FWO Investigations often focus on whether employers keep proper employee records, whether employees are paid correctly, and provided with their correct employment entitlements such as breaks and leave. An FWO investigation typically involves an unannounced visit to the workplace where the employer and staff will be interviewed. Businesses are usually required to provide all relevant employment records, such as payslips, timesheets, and banking records, so that the FWO has a clear idea of the issues.
FWO Notices
The Fair Work Ombudsman can apply to the Administrative Appeals Tribunal for a FWO Notice if they reasonably suspect that a business or individual has information that will help their investigation. A FWO Notice is a document that can compel a business or person to hand over information, produce documents, or attend an interview. The information that the FWO seeks must relate to a suspected contravention such as underpayment of employees, “cash backs”, unfair dismissal, or unlawful discrimination.

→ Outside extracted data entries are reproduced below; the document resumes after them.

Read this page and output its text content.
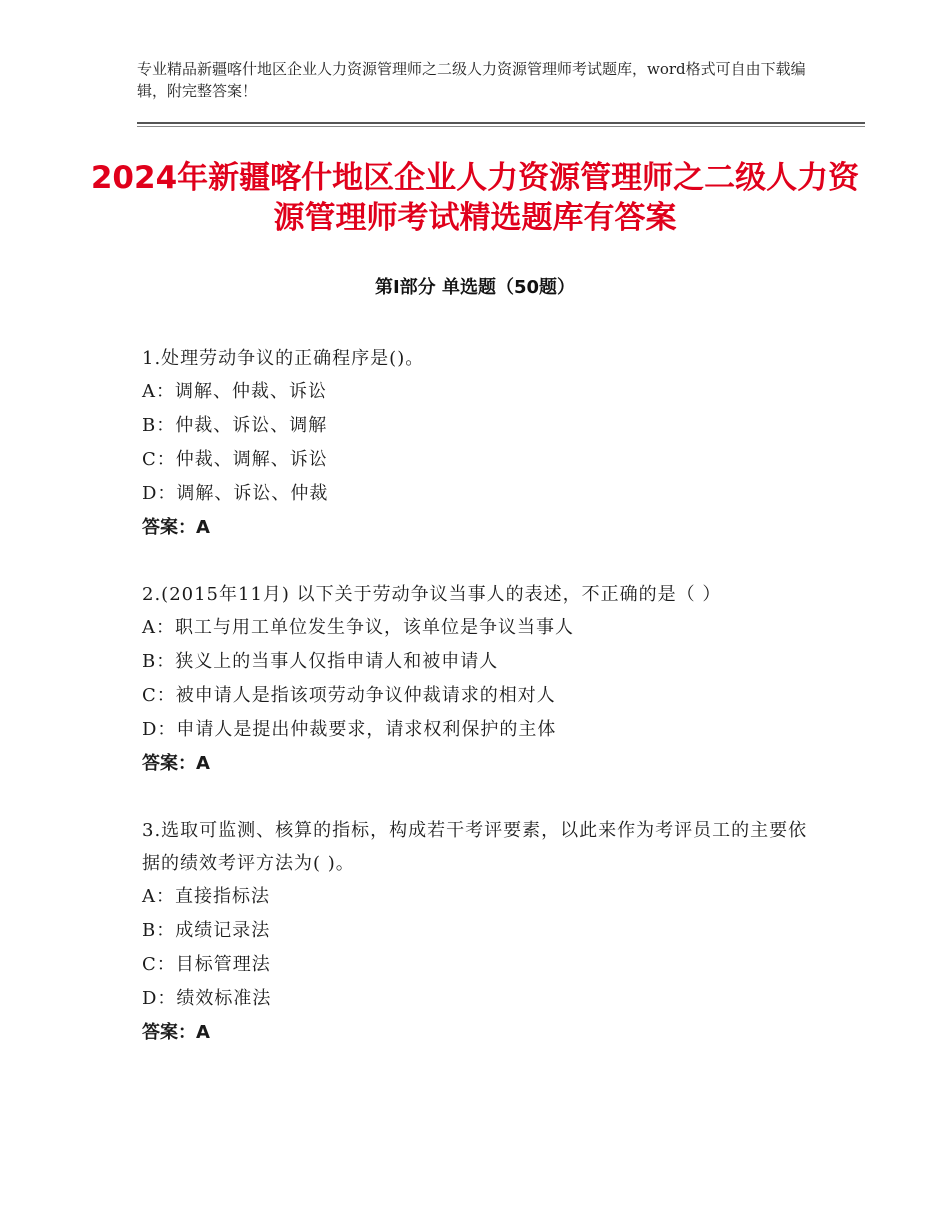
专业精品新疆喀什地区企业人力资源管理师之二级人力资源管理师考试题库，word格式可自由下载编辑，附完整答案！
2024年新疆喀什地区企业人力资源管理师之二级人力资源管理师考试精选题库有答案
第Ⅰ部分 单选题（50题）

1.处理劳动争议的正确程序是()。

A：调解、仲裁、诉讼

B：仲裁、诉讼、调解

C：仲裁、调解、诉讼

D：调解、诉讼、仲裁

答案：A

2.(2015年11月) 以下关于劳动争议当事人的表述，不正确的是（ ）

A：职工与用工单位发生争议，该单位是争议当事人

B：狭义上的当事人仅指申请人和被申请人

C：被申请人是指该项劳动争议仲裁请求的相对人

D：申请人是提出仲裁要求，请求权利保护的主体

答案：A

3.选取可监测、核算的指标，构成若干考评要素，以此来作为考评员工的主要依据的绩效考评方法为( )。

A：直接指标法

B：成绩记录法

C：目标管理法

D：绩效标准法

答案：A
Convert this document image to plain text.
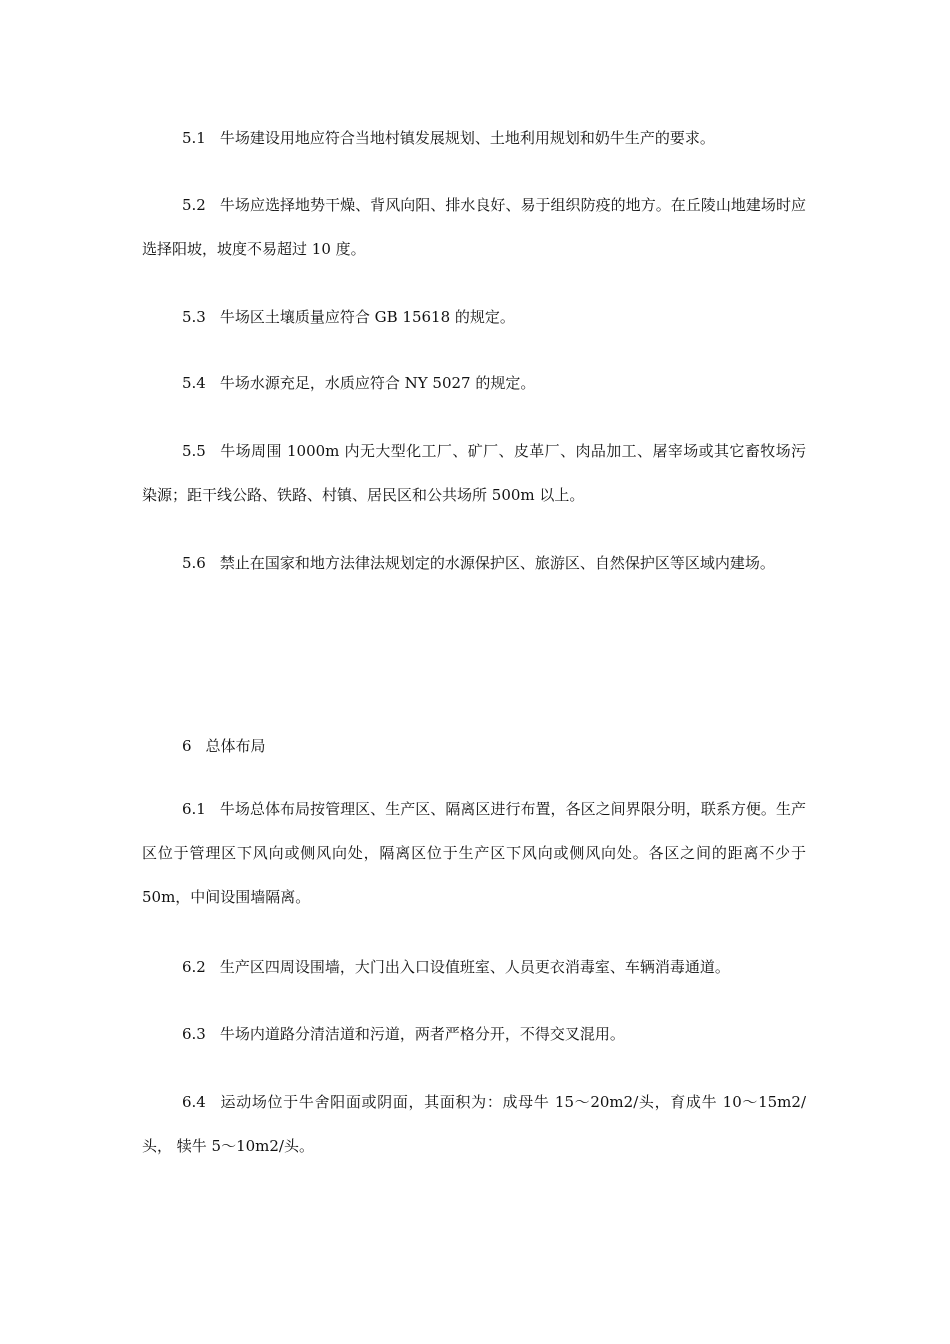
5.1 牛场建设用地应符合当地村镇发展规划、土地利用规划和奶牛生产的要求。

5.2 牛场应选择地势干燥、背风向阳、排水良好、易于组织防疫的地方。在丘陵山地建场时应选择阳坡，坡度不易超过 10 度。

5.3 牛场区土壤质量应符合 GB 15618 的规定。

5.4 牛场水源充足，水质应符合 NY 5027 的规定。

5.5 牛场周围 1000m 内无大型化工厂、矿厂、皮革厂、肉品加工、屠宰场或其它畜牧场污染源；距干线公路、铁路、村镇、居民区和公共场所 500m 以上。

5.6 禁止在国家和地方法律法规划定的水源保护区、旅游区、自然保护区等区域内建场。

6 总体布局

6.1 牛场总体布局按管理区、生产区、隔离区进行布置，各区之间界限分明，联系方便。生产区位于管理区下风向或侧风向处，隔离区位于生产区下风向或侧风向处。各区之间的距离不少于 50m，中间设围墙隔离。

6.2 生产区四周设围墙，大门出入口设值班室、人员更衣消毒室、车辆消毒通道。

6.3 牛场内道路分清洁道和污道，两者严格分开，不得交叉混用。

6.4 运动场位于牛舍阳面或阴面，其面积为：成母牛 15～20m2/头，育成牛 10～15m2/头， 犊牛 5～10m2/头。
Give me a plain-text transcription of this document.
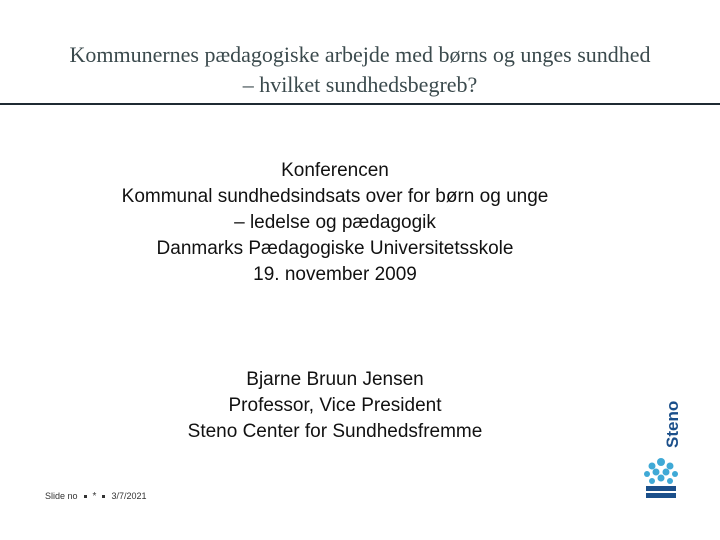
Kommunernes pædagogiske arbejde med børns og unges sundhed
– hvilket sundhedsbegreb?
Konferencen
Kommunal sundhedsindsats over for børn og unge
– ledelse og pædagogik
Danmarks Pædagogiske Universitetsskole
19. november 2009
Bjarne Bruun Jensen
Professor, Vice President
Steno Center for Sundhedsfremme
Slide no * 3/7/2021
Steno
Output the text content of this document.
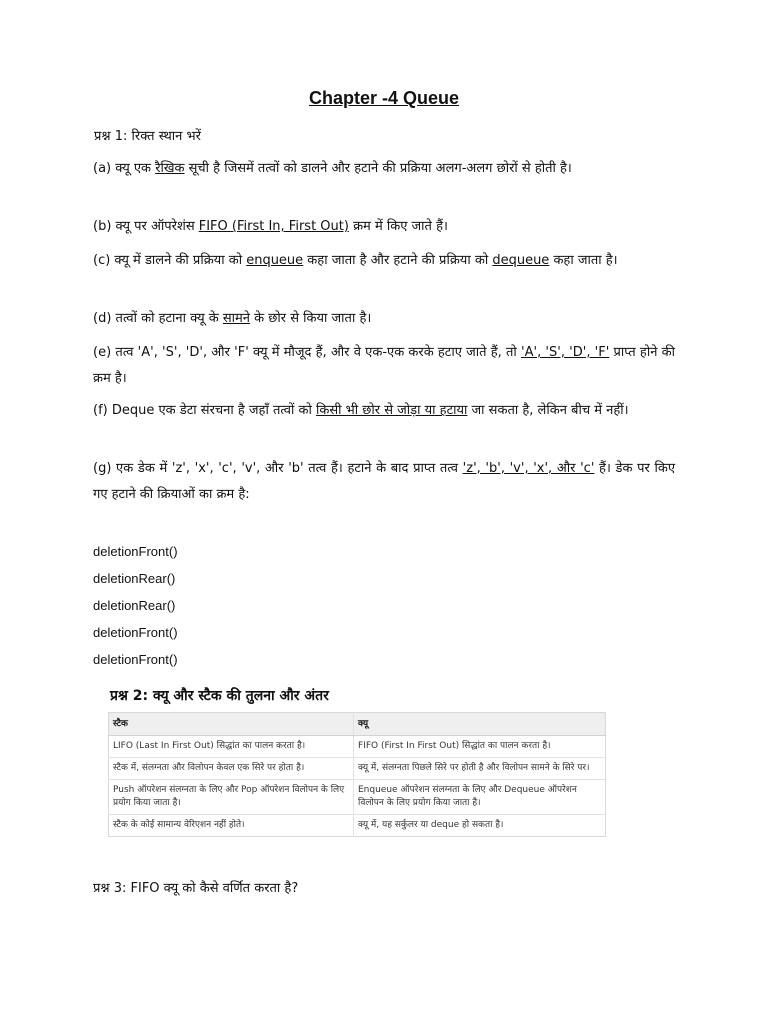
Chapter -4 Queue
प्रश्न 1: रिक्त स्थान भरें
(a) क्यू एक रैखिक सूची है जिसमें तत्वों को डालने और हटाने की प्रक्रिया अलग-अलग छोरों से होती है।
(b) क्यू पर ऑपरेशंस FIFO (First In, First Out) क्रम में किए जाते हैं।
(c) क्यू में डालने की प्रक्रिया को enqueue कहा जाता है और हटाने की प्रक्रिया को dequeue कहा जाता है।
(d) तत्वों को हटाना क्यू के सामने के छोर से किया जाता है।
(e) तत्व 'A', 'S', 'D', और 'F' क्यू में मौजूद हैं, और वे एक-एक करके हटाए जाते हैं, तो 'A', 'S', 'D', 'F' प्राप्त होने की क्रम है।
(f) Deque एक डेटा संरचना है जहाँ तत्वों को किसी भी छोर से जोड़ा या हटाया जा सकता है, लेकिन बीच में नहीं।
(g) एक डेक में 'z', 'x', 'c', 'v', और 'b' तत्व हैं। हटाने के बाद प्राप्त तत्व 'z', 'b', 'v', 'x', और 'c' हैं। डेक पर किए गए हटाने की क्रियाओं का क्रम है:
deletionFront()
deletionRear()
deletionRear()
deletionFront()
deletionFront()
प्रश्न 2: क्यू और स्टैक की तुलना और अंतर
स्टैक	क्यू
LIFO (Last In First Out) सिद्धांत का पालन करता है।	FIFO (First In First Out) सिद्धांत का पालन करता है।
स्टैक में, संलग्नता और विलोपन केवल एक सिरे पर होता है।	क्यू में, संलग्नता पिछले सिरे पर होती है और विलोपन सामने के सिरे पर।
Push ऑपरेशन संलग्नता के लिए और Pop ऑपरेशन विलोपन के लिए प्रयोग किया जाता है।	Enqueue ऑपरेशन संलग्नता के लिए और Dequeue ऑपरेशन विलोपन के लिए प्रयोग किया जाता है।
स्टैक के कोई सामान्य वेरिएशन नहीं होते।	क्यू में, यह सर्कुलर या deque हो सकता है।
प्रश्न 3: FIFO क्यू को कैसे वर्णित करता है?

If the Administrative Appeals Tribunal does approve a FWO Notice, the FWO must give the person or business at least 14 days to comply. In addition, the person who is subject to the FWO Notice is entitled to:
- legal representation and reimbursement for reasonable expenses if they are required to attend an interview;
- indemnity for any damage, loss, or injury to another person because they complied with the FWO Notice; and
- the information given cannot be used in a legal proceeding against the subject of the Notice (unless they give misleading or false information or obstruct a Commonwealth official).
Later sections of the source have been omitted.